As you know, I’ve been working my way through Dan Willis’s enjoyable urban fantasy series about New York Private Detective/Runewright Alex Lockerby in the 1930s. Book 6 is Blood Relation.

In this one, we find our hero definitely rising in the world. Instead of his seedy old office, he is now installed in luxury space in the Empire State Building, thanks to being on retainer to the Lightning Lord, the sorcerer who provides the city with electricity. Which means he keeps getting interrupted by problems at the transmitter, as breakers at the new Brooklyn station keep tripping for no known reason.

Meanwhile a woman mathematician has been found murdered, with clues leading to foreign espionage. And prostitutes are being murdered, their blood used in some kind of ritual Alex has never seen before. Plus, a mysterious wizard is playing a game of wits with Alex.

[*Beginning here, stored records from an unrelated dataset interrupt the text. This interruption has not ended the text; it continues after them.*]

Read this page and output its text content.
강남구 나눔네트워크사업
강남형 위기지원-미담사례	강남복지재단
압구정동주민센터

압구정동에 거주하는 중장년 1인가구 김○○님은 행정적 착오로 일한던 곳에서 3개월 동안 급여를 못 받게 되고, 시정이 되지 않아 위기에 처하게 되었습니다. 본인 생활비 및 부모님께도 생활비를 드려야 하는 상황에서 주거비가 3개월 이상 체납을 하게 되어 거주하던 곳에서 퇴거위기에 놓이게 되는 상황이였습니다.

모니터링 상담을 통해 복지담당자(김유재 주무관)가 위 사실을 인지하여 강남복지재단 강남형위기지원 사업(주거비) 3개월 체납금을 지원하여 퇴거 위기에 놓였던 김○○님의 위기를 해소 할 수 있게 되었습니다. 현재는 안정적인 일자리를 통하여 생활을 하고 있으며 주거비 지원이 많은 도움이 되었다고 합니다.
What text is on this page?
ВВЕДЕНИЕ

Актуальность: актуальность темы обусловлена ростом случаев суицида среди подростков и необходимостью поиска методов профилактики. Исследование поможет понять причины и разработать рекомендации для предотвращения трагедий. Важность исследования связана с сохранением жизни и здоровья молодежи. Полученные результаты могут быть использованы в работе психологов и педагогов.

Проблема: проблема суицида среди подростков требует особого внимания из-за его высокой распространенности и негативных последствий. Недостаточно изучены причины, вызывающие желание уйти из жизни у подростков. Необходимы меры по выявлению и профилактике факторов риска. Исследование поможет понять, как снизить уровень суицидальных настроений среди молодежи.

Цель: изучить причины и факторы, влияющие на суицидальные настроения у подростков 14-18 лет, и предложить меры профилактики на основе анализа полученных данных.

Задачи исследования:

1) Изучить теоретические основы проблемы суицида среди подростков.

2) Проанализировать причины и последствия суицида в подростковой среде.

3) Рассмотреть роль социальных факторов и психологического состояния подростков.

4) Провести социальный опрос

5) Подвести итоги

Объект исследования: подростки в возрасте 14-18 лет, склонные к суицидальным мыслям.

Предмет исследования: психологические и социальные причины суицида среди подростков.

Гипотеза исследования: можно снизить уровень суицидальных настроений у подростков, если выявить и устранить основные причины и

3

All in a day’s work. What I like about the series is its interesting characters and cheerful mood (in spite of the occasional horror). Theological objections are neutralized by the fact that Alex is a practicing Catholic. I could criticize the prose, which is pedestrian at best, and full of neologisms. No effort is made to evoke mannerisms from the period. And I’m less than enamored with Alex’s sweetheart, the powerful sorceress Sorsha Kincaid. She’s as strong a female character as any feminist could want, but she ends up being mad at Alex for one reason or another most of the time. I like a little more tenderness in relationships (probably one of the reasons I don’t have one of my own).

But the books are entertaining and undemanding. I’m staying with them.